There are many safety features that can be designed directly into a battery system to prevent and/or minimize the effects of a thermal event. Some examples include sensors and alarms that will automatically shut down a system if an issue is detected. In the unlikely event that off-gas builds enough pressure inside an enclosure, deflagration panels are designed to direct the energy of an explosion away from neighboring units and personnel.

How can developers be proactive in engaging local authority having jurisdiction (AHJs) regarding the safety of energy storage systems being installed in their jurisdiction?

First and foremost, every energy storage project should have a safety plan and an emergency response plan specific to that site which is best created in collaboration with the local fire department. During the development of the project, communicate early and often with local AHJs to ensure all parties agree on the best emergency response plan for that site. Prepare product safety documentation such as test reports and an explanation of built-in safety features.
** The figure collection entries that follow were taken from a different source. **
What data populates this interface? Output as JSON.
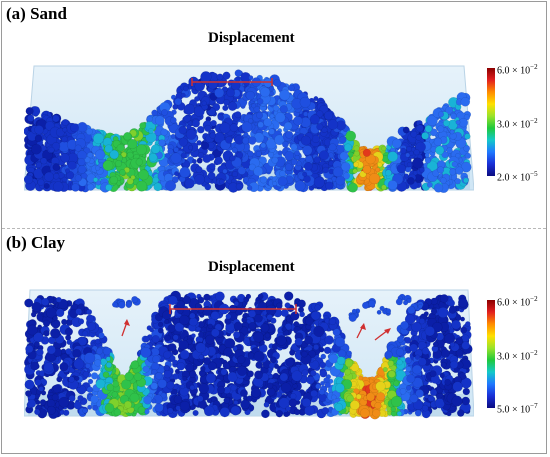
{
  "panels": [
    {
      "label": "(a) Sand",
      "title": "Displacement",
      "colorbar": {
        "max_label": "6.0 × 10",
        "max_exp": "−2",
        "mid_label": "3.0 × 10",
        "mid_exp": "−2",
        "min_label": "2.0 × 10",
        "min_exp": "−5"
      }
    },
    {
      "label": "(b) Clay",
      "title": "Displacement",
      "colorbar": {
        "max_label": "6.0 × 10",
        "max_exp": "−2",
        "mid_label": "3.0 × 10",
        "mid_exp": "−2",
        "min_label": "5.0 × 10",
        "min_exp": "−7"
      }
    }
  ],
  "colors": {
    "particle_low": "#1433c8",
    "particle_mid": "#2fc24a",
    "particle_high": "#e2381c",
    "box_fill": "#cfe6f5",
    "annotation_line": "#d03030"
  }
}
During construction and after installation is complete, organize recurring safety training on site to keep information current and to train new personnel.

What are best practices for asset managers over the life of a project?

Over the life of an asset, it is very likely that the people involved in operating and maintaining that asset will change. Asset managers should stay up to date on the emergency response plan for their site and if new employees, contractors, or first responders may need to be trained. The emergency response plan should be reviewed to verify all information is current.

Regular O&M inspections are also an important practice for ensuring energy storage systems are operating safely. Proactive inspections help to identify potential issues early and provide a baseline for better understanding the system operation and knowing which component parts may need to be replaced before they cause a system shutdown.